Egal, es kommt alles aus der gleichen Fabrik – Luxottica. Und es gehört alles dem gleichen Mann – einem 84-jährigen Italiener namens Leonardo Del Vecchio. Zwei Namen, die kaum jemand kennt, obwohl dieser Mann in den letzten 50 Jahren buchstäblich vor unseren Augen und auf unserer Nase ein Imperium aufgebaut hat.

Der Schauspieler Steve McQueen und seine Frau Neile Adams, 1972. (Bild: Alamy)

Der Schauspieler Steve McQueen und seine Frau Neile Adams, 1972. (Bild: Alamy)

Leonardo Del Vecchio darf sich mit guten Gründen als König der Brillen fühlen, auch wenn jene wenigen, die ihn kennen, vom «Patron», «Presidente» oder am liebsten vom «Cavaliere» reden, seit ihn Staatspräsident Cossiga 1986 zum «Ritter der Arbeit» geschlagen hat. Von Italiens alten Wirtschaftspatriarchen des Nordens – Berlusconi (82), Benetton (83), Armani (84) – ist Leonardo Del Vecchio der unbekannteste, aber mit Abstand der erfolgreichste.

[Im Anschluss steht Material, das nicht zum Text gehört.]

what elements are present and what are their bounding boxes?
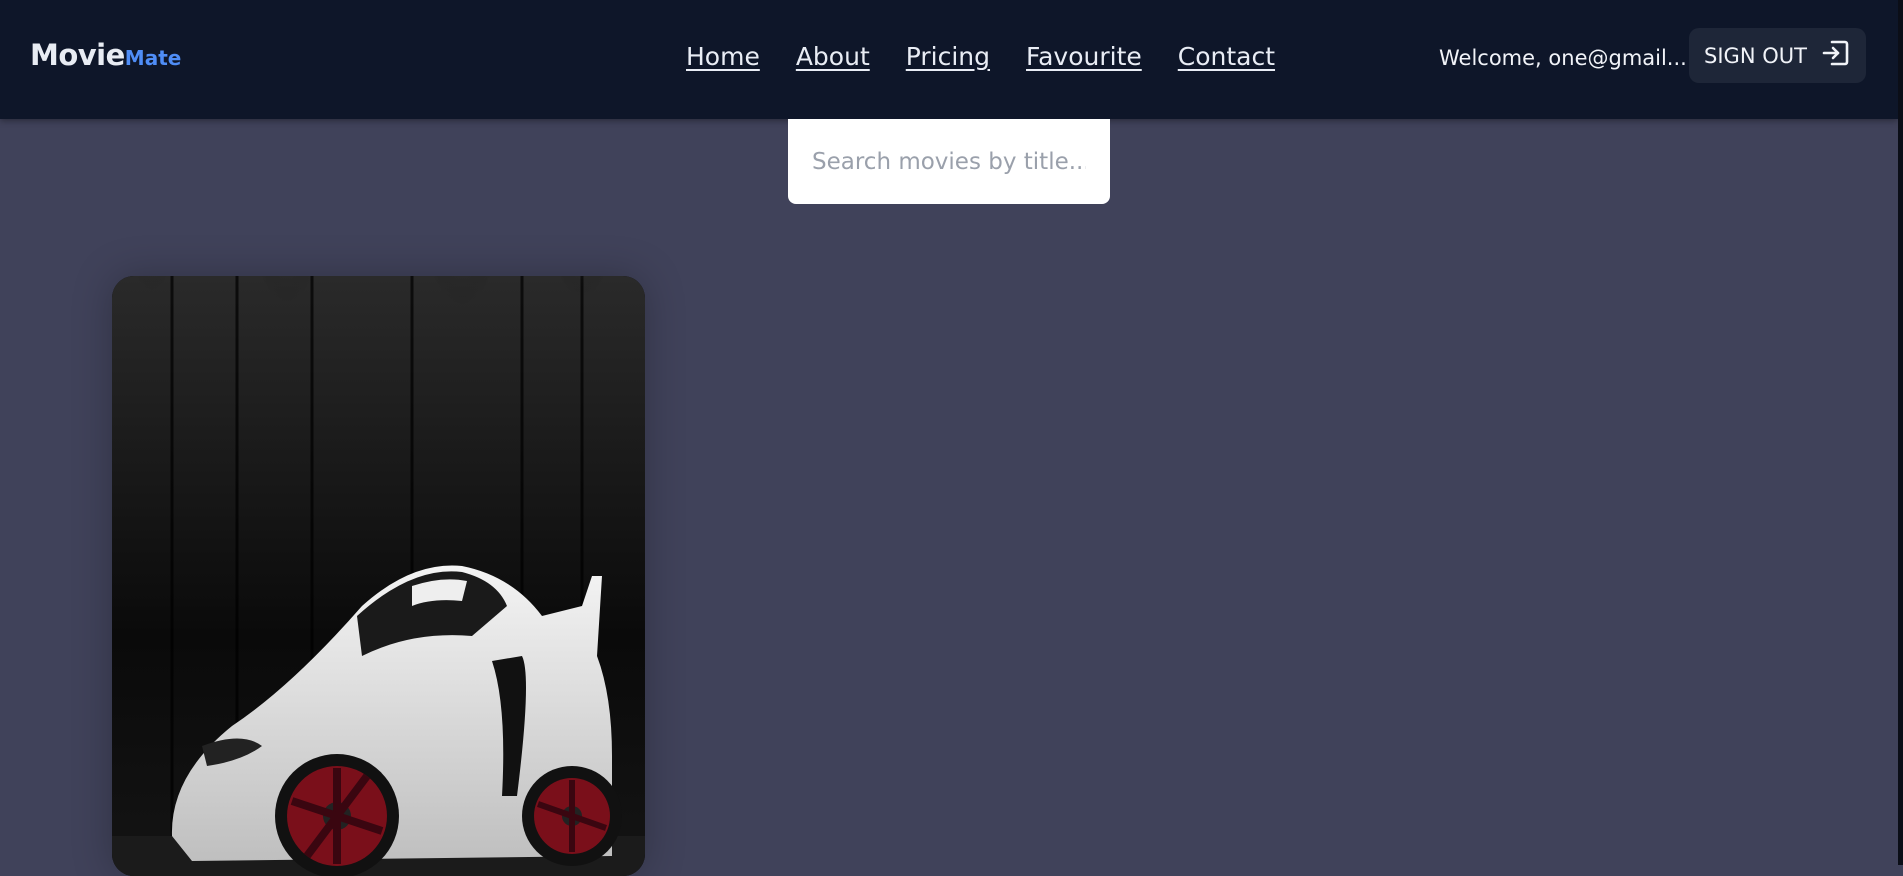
main-nav: Home About Pricing Favourite Contact [686,42,1311,71]
nav-link-home[interactable]: Home [686,42,760,71]
search-box [788,119,1110,204]
nav-link-about[interactable]: About [796,42,870,71]
nav-link-favourite[interactable]: Favourite [1026,42,1142,71]
nav-link-pricing[interactable]: Pricing [906,42,990,71]
movie-card[interactable] [112,276,645,876]
page-scrollbar[interactable] [1898,0,1903,865]
brand-name: Movie [30,38,125,72]
brand-logo[interactable]: MovieMate [30,38,181,72]
brand-accent: Mate [124,46,182,70]
search-input[interactable] [788,119,1110,204]
sign-out-label: SIGN OUT [1704,43,1807,68]
top-navbar: MovieMate Home About Pricing Favourite C… [0,0,1898,119]
nav-link-contact[interactable]: Contact [1178,42,1275,71]
movie-poster-image [112,276,645,876]
sign-out-button[interactable]: SIGN OUT [1689,28,1866,83]
welcome-text: Welcome, one@gmail.... [1439,46,1694,70]
sign-out-icon [1821,38,1851,73]
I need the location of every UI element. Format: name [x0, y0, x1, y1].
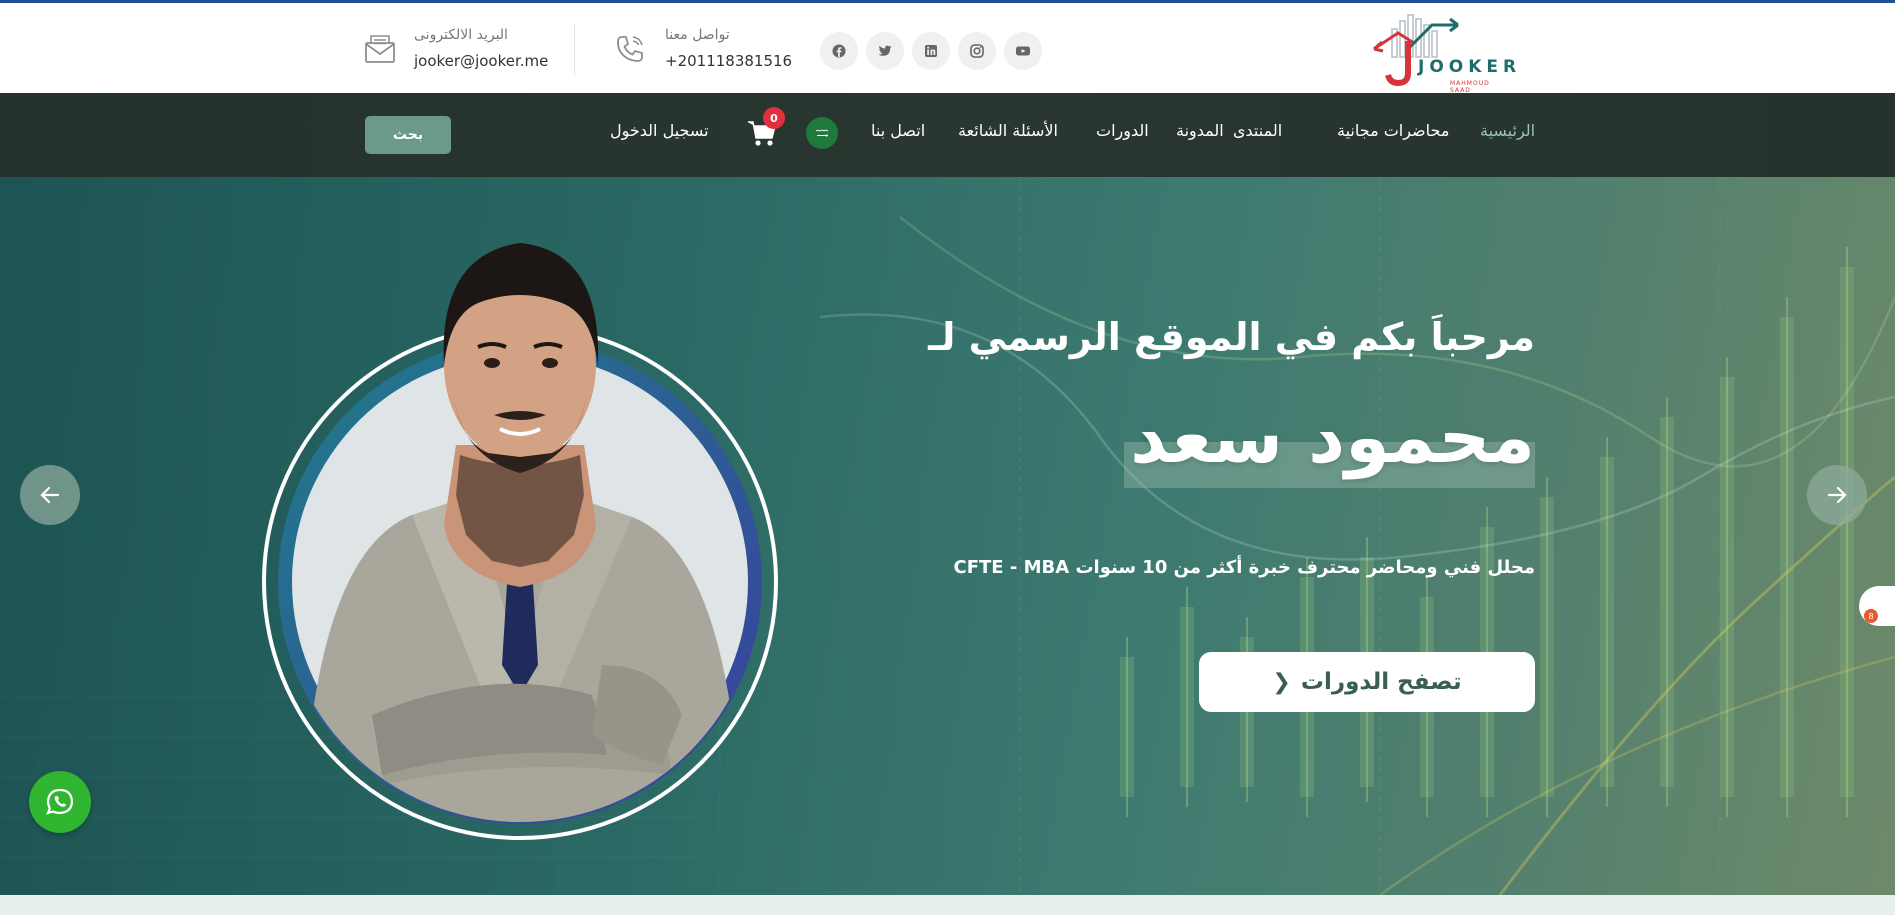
login-link[interactable]: تسجيل الدخول — [610, 121, 709, 140]
site-logo[interactable]: JOOKER MAHMOUD SAAD — [1370, 11, 1516, 94]
nav-item-courses[interactable]: الدورات — [1096, 121, 1149, 140]
search-button[interactable]: بحث — [365, 116, 451, 154]
logo-subtitle: MAHMOUD SAAD — [1450, 80, 1490, 94]
side-widget-badge: 8 — [1864, 609, 1878, 623]
hero-greeting: مرحباَ بكم في الموقع الرسمي لـ — [928, 315, 1535, 359]
page: JOOKER MAHMOUD SAAD تواصل معنا +20111838… — [0, 0, 1895, 915]
presenter-portrait — [262, 243, 778, 840]
logo-text: JOOKER — [1418, 57, 1522, 77]
email-address[interactable]: jooker@jooker.me — [414, 52, 548, 70]
header-divider — [574, 23, 575, 75]
contact-phone[interactable]: تواصل معنا +201118381516 — [612, 25, 792, 77]
cart-count-badge: 0 — [763, 107, 785, 129]
chevron-left-icon: ❮ — [1272, 669, 1291, 695]
social-links — [820, 32, 1042, 70]
envelope-icon — [365, 35, 395, 63]
hero-description: محلل فني ومحاضر محترف خبرة أكثر من 10 سن… — [953, 557, 1535, 578]
browse-courses-label: تصفح الدورات — [1300, 669, 1462, 695]
browse-courses-button[interactable]: تصفح الدورات ❮ — [1199, 652, 1535, 712]
slider-prev-button[interactable] — [20, 465, 80, 525]
section-divider-strip — [0, 895, 1895, 915]
youtube-icon[interactable] — [1004, 32, 1042, 70]
nav-item-blog[interactable]: المدونة — [1176, 121, 1224, 140]
phone-label: تواصل معنا — [665, 27, 730, 43]
top-bar: JOOKER MAHMOUD SAAD تواصل معنا +20111838… — [0, 0, 1895, 94]
nav-item-contact[interactable]: اتصل بنا — [871, 121, 925, 140]
arrow-right-icon — [1827, 486, 1847, 504]
facebook-icon[interactable] — [820, 32, 858, 70]
logo-mark-icon — [1373, 14, 1459, 87]
nav-item-free-lectures[interactable]: محاضرات مجانية — [1337, 121, 1449, 140]
email-label: البريد الالكترونى — [414, 27, 508, 43]
nav-item-home[interactable]: الرئيسية — [1480, 121, 1535, 140]
nav-item-forum[interactable]: المنتدى — [1233, 121, 1282, 140]
arrow-left-icon — [40, 486, 60, 504]
whatsapp-icon — [46, 788, 74, 815]
main-nav: الرئيسية محاضرات مجانية المنتدى المدونة … — [0, 93, 1895, 177]
phone-number[interactable]: +201118381516 — [665, 52, 792, 70]
instagram-icon[interactable] — [958, 32, 996, 70]
language-flag-icon[interactable] — [806, 117, 838, 149]
linkedin-icon[interactable] — [912, 32, 950, 70]
twitter-icon[interactable] — [866, 32, 904, 70]
nav-item-faq[interactable]: الأسئلة الشائعة — [958, 121, 1058, 140]
hero-name: محمود سعد — [1130, 395, 1535, 479]
whatsapp-button[interactable] — [29, 771, 91, 833]
phone-icon — [617, 36, 643, 62]
hero-slider: مرحباَ بكم في الموقع الرسمي لـ محمود سعد… — [0, 177, 1895, 895]
contact-email[interactable]: البريد الالكترونى jooker@jooker.me — [362, 25, 548, 77]
slider-next-button[interactable] — [1807, 465, 1867, 525]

Sein Unternehmen hat mittlerweile 82 000 Angestellte, die an 12 Standorten rund um die Welt nicht weniger als 87 Millionen Brillengestelle pro Jahr produzieren und verkaufen (Zahlen für 2018). Jahresumsatz: knapp 9 Milliarden Euro.

Und das ist nur die eine Hälfte dieses Imperiums. Die andere heisst Essilor, ist ihrerseits der weltgrösste Produzent von Brillengläsern und seit 2018 Teil der EssilorLuxottica-Gruppe mit 150 000 Beschäftigten und 16 Milliarden Euro Umsatz. Auch ihr steht Del Vecchio als Executive Chairman vor. Damit dominiert Luxottica den Weltmarkt in ihrem Bereich wie kaum ein anderes Unternehmen in der Luxusgüterindustrie. Aufgestiegen aus dem Nichts, ist Leonardo Del Vecchio heute je nach Börsenstand der reichste oder zweitreichste Italiener und gemäss «Forbes» mit rund 20 Milliarden Dollar dreimal so vermögend wie Silvio Berlusconi.

Leonardo Del Vecchio darf sich als König der Brillen fühlen. Viele seiner Freunde nennen ihn «Cavaliere», seit ihn Staatspräsident Cossiga 1986 zum «Ritter der Arbeit» geschlagen hat. (Bild: Imago)

Leonardo Del Vecchio darf sich als König der Brillen fühlen. Viele seiner Freunde nennen ihn «Cavaliere», seit ihn Staatspräsident Cossiga 1986 zum «Ritter der Arbeit» geschlagen hat. (Bild: Imago)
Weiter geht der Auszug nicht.